In general, I would prefer to fit a model with a fixed effect of
trait and suppressed intercept for getting trait specific
intercepts. Further, I wish to measure covariances between the
response variables and consequently to specify completely
parameterized covariance matrices.
My current model looks like this:
prior<-list(R=list(V=diag(4),nu=0.004),G=list(G1=list(V=diag(4)/4,n=4),G2=list(V=diag(4)/4,n=4),G3=list(V=diag(4)/4,n=4)))

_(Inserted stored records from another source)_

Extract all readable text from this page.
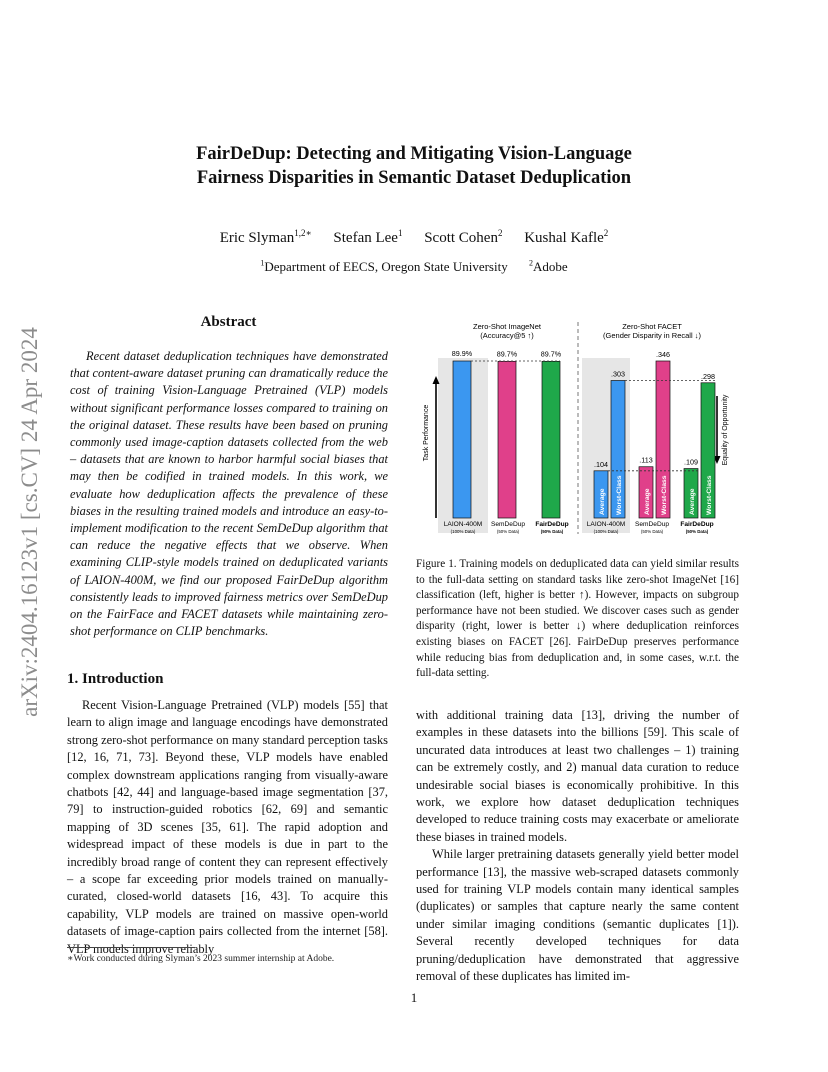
arXiv:2404.16123v1 [cs.CV] 24 Apr 2024
FairDeDup: Detecting and Mitigating Vision-Language
Fairness Disparities in Semantic Dataset Deduplication
Eric Slyman$^{1,2∗}$ Stefan Lee$^1$ Scott Cohen$^2$ Kushal Kafle$^2$
$^1$Department of EECS, Oregon State University	$^2$Adobe
Abstract

Recent dataset deduplication techniques have demonstrated that content-aware dataset pruning can dramatically reduce the cost of training Vision-Language Pretrained (VLP) models without significant performance losses compared to training on the original dataset. These results have been based on pruning commonly used image-caption datasets collected from the web – datasets that are known to harbor harmful social biases that may then be codified in trained models. In this work, we evaluate how deduplication affects the prevalence of these biases in the resulting trained models and introduce an easy-to-implement modification to the recent SemDeDup algorithm that can reduce the negative effects that we observe. When examining CLIP-style models trained on deduplicated variants of LAION-400M, we find our proposed FairDeDup algorithm consistently leads to improved fairness metrics over SemDeDup on the FairFace and FACET datasets while maintaining zero-shot performance on CLIP benchmarks.

1. Introduction

Recent Vision-Language Pretrained (VLP) models [55] that learn to align image and language encodings have demonstrated strong zero-shot performance on many standard perception tasks [12, 16, 71, 73]. Beyond these, VLP models have enabled complex downstream applications ranging from visually-aware chatbots [42, 44] and language-based image segmentation [37, 79] to instruction-guided robotics [62, 69] and semantic mapping of 3D scenes [35, 61]. The rapid adoption and widespread impact of these models is due in part to the incredibly broad range of content they can represent effectively – a scope far exceeding prior models trained on manually-curated, closed-world datasets [16, 43]. To acquire this capability, VLP models are trained on massive open-world datasets of image-caption pairs collected from the internet [58]. VLP models improve reliably

∗Work conducted during Slyman’s 2023 summer internship at Adobe.
Zero-Shot ImageNet
(Accuracy@5 ↑)
Zero-Shot FACET
(Gender Disparity in Recall ↓)
Task Performance	Equality of Opportunity
89.9%	89.7%	89.7%
.104
Average
.303
Worst-Class
.113
Average
.346
Worst-Class
.109
Average
.298
Worst-Class
LAION-400M SemDeDup FairDeDup
(100% Data)	(50% Data)	(50% Data)
LAION-400M SemDeDup FairDeDup
(100% Data)	(50% Data)	(50% Data)

Figure 1. Training models on deduplicated data can yield similar results to the full-data setting on standard tasks like zero-shot ImageNet [16] classification (left, higher is better ↑). However, impacts on subgroup performance have not been studied. We discover cases such as gender disparity (right, lower is better ↓) where deduplication reinforces existing biases on FACET [26]. FairDeDup preserves performance while reducing bias from deduplication and, in some cases, w.r.t. the full-data setting.

with additional training data [13], driving the number of examples in these datasets into the billions [59]. This scale of uncurated data introduces at least two challenges – 1) training can be extremely costly, and 2) manual data curation to reduce undesirable social biases is economically prohibitive. In this work, we explore how dataset deduplication techniques developed to reduce training costs may exacerbate or ameliorate these biases in trained models.

While larger pretraining datasets generally yield better model performance [13], the massive web-scraped datasets commonly used for training VLP models contain many identical samples (duplicates) or samples that capture nearly the same content under similar imaging conditions (semantic duplicates [1]). Several recently developed techniques for data pruning/deduplication have demonstrated that aggressive removal of these duplicates has limited im-

1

m1<-MCMCglmm(fixed=cbind(resp1,resp2,resp3) ~
trait:(expl1 + expl2+ expl3+ expl4+ expl5?.)+trait-1,
random=~us(trait):rand1+us(trait): rand1: rand2+us(trait): rand1:
rand2: rand3,
rcov=~us(trait):units,family=c("gaussian","gaussian","zapoisson"),nitt=20000,burnin=5000,thin=10,prior=prior,data=dat)

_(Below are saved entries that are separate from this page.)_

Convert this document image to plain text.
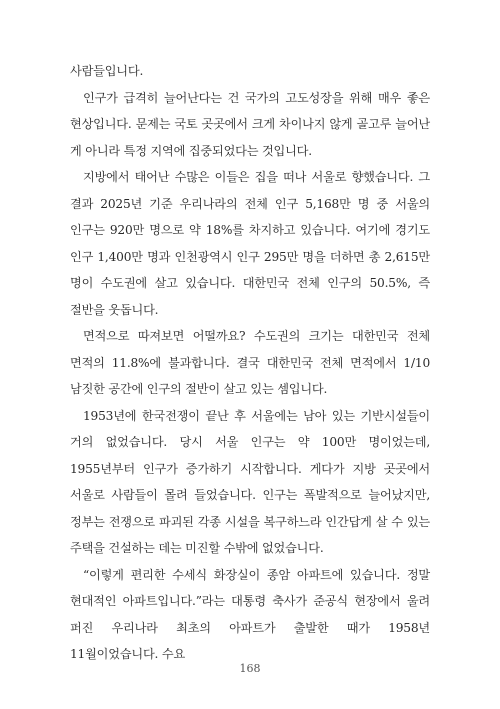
사람들입니다.

인구가 급격히 늘어난다는 건 국가의 고도성장을 위해 매우 좋은 현상입니다. 문제는 국토 곳곳에서 크게 차이나지 않게 골고루 늘어난 게 아니라 특정 지역에 집중되었다는 것입니다.

지방에서 태어난 수많은 이들은 집을 떠나 서울로 향했습니다. 그 결과 2025년 기준 우리나라의 전체 인구 5,168만 명 중 서울의 인구는 920만 명으로 약 18%를 차지하고 있습니다. 여기에 경기도 인구 1,400만 명과 인천광역시 인구 295만 명을 더하면 총 2,615만 명이 수도권에 살고 있습니다. 대한민국 전체 인구의 50.5%, 즉 절반을 웃돕니다.

면적으로 따져보면 어떨까요? 수도권의 크기는 대한민국 전체 면적의 11.8%에 불과합니다. 결국 대한민국 전체 면적에서 1/10 남짓한 공간에 인구의 절반이 살고 있는 셈입니다.

1953년에 한국전쟁이 끝난 후 서울에는 남아 있는 기반시설들이 거의 없었습니다. 당시 서울 인구는 약 100만 명이었는데, 1955년부터 인구가 증가하기 시작합니다. 게다가 지방 곳곳에서 서울로 사람들이 몰려 들었습니다. 인구는 폭발적으로 늘어났지만, 정부는 전쟁으로 파괴된 각종 시설을 복구하느라 인간답게 살 수 있는 주택을 건설하는 데는 미진할 수밖에 없었습니다.

“이렇게 편리한 수세식 화장실이 종암 아파트에 있습니다. 정말 현대적인 아파트입니다.”라는 대통령 축사가 준공식 현장에서 울려 퍼진 우리나라 최초의 아파트가 출발한 때가 1958년 11월이었습니다. 수요

168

However, for zero-altered models it is recommended in the MCMCglmm
course notes to constrain over-dispersion to be the same for both
processes (the zero-alteration and poisson process) by using a trait
by unit interaction in the R-structure. Additionally, the intercept
should not be suppressed for getting the differences between the
zero-altered regression coefficients and the Poisson regression
coefficients. This allows identification of zero-inflation or
zero-deflation in response to the explanatory variables.

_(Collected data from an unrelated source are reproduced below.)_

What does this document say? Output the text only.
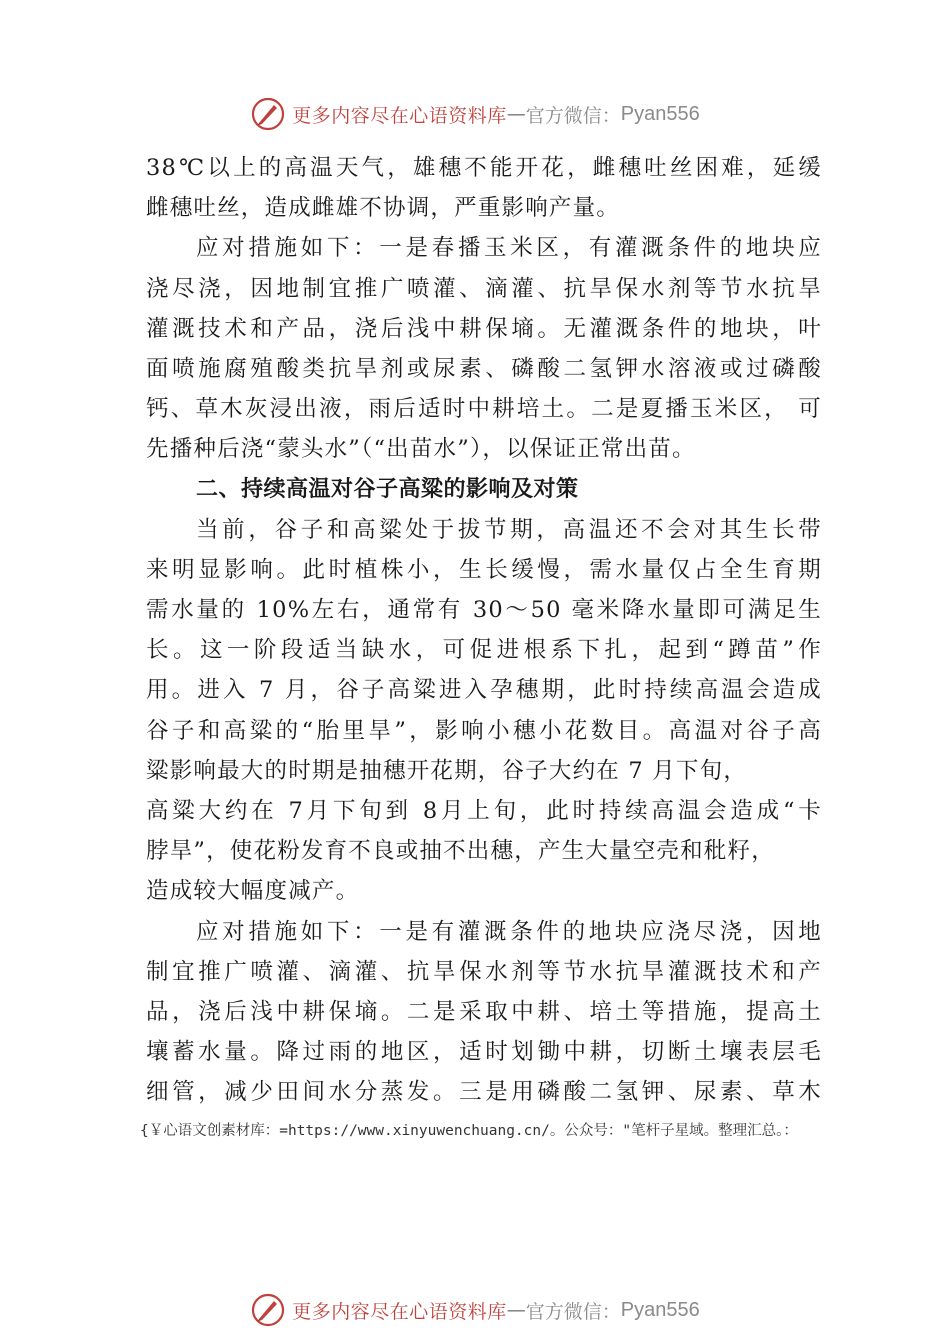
更多内容尽在心语资料库 — 官方微信： Pyan556
38℃以上的高温天气，雄穗不能开花，雌穗吐丝困难，延缓
雌穗吐丝，造成雌雄不协调，严重影响产量。
应对措施如下：一是春播玉米区，有灌溉条件的地块应
浇尽浇，因地制宜推广喷灌、滴灌、抗旱保水剂等节水抗旱
灌溉技术和产品，浇后浅中耕保墒。无灌溉条件的地块，叶
面喷施腐殖酸类抗旱剂或尿素、磷酸二氢钾水溶液或过磷酸
钙、草木灰浸出液，雨后适时中耕培土。二是夏播玉米区， 可
先播种后浇“蒙头水”（“出苗水”），以保证正常出苗。
二、持续高温对谷子高粱的影响及对策
当前，谷子和高粱处于拔节期，高温还不会对其生长带
来明显影响。此时植株小，生长缓慢，需水量仅占全生育期
需水量的 10%左右，通常有 30～50 毫米降水量即可满足生
长。这一阶段适当缺水，可促进根系下扎，起到“蹲苗”作
用。进入 7 月，谷子高粱进入孕穗期，此时持续高温会造成
谷子和高粱的“胎里旱”，影响小穗小花数目。高温对谷子高
粱影响最大的时期是抽穗开花期，谷子大约在 7 月下旬，
高粱大约在 7月下旬到 8月上旬，此时持续高温会造成“卡
脖旱”，使花粉发育不良或抽不出穗，产生大量空壳和秕籽，
造成较大幅度减产。
应对措施如下：一是有灌溉条件的地块应浇尽浇，因地
制宜推广喷灌、滴灌、抗旱保水剂等节水抗旱灌溉技术和产
品，浇后浅中耕保墒。二是采取中耕、培土等措施，提高土
壤蓄水量。降过雨的地区，适时划锄中耕，切断土壤表层毛
细管，减少田间水分蒸发。三是用磷酸二氢钾、尿素、草木
{￥心语文创素材库：=https://www.xinyuwenchuang.cn/。公众号："笔杆子星域。整理汇总。：
更多内容尽在心语资料库 — 官方微信： Pyan556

I therefore fit an additional model for the zapoisson response only,
looking like this:
prior2<-list(R=list(V=diag(1)/4,nu=0.002),G=list(G1=list(V=diag(1)/4,nu=0.002),G2=list(V=diag(1)/4,nu=0.002),G3=list(V=diag(1)/4,nu=0.002)))
m2<-MCMCglmm(fixed=resp3 ~
trait:(expl1 + expl2+ expl3+ expl4+ expl5?.)+trait,
random=~trait:rand1+trait: rand1: rand2+ trait: rand1: rand2: rand3,
rcov=~trait:units,
family="zapoisson",nitt=20000,burnin=1000,thin=10,data=dat,
prior=prior2)
The results show that there is ?significant? zero-inflation and
deflation in response to some variables.
My main questions are:
Are the two priors specified correctly?
Does it make sense to include the zapoisson response (resp3) in
model m1 and is the model formula (in particular the R-structure)
appropriate?
An alternative might be to analyze resp1 and resp2 (both size
variables of plants) with model m1 and fit an extra model (like m2)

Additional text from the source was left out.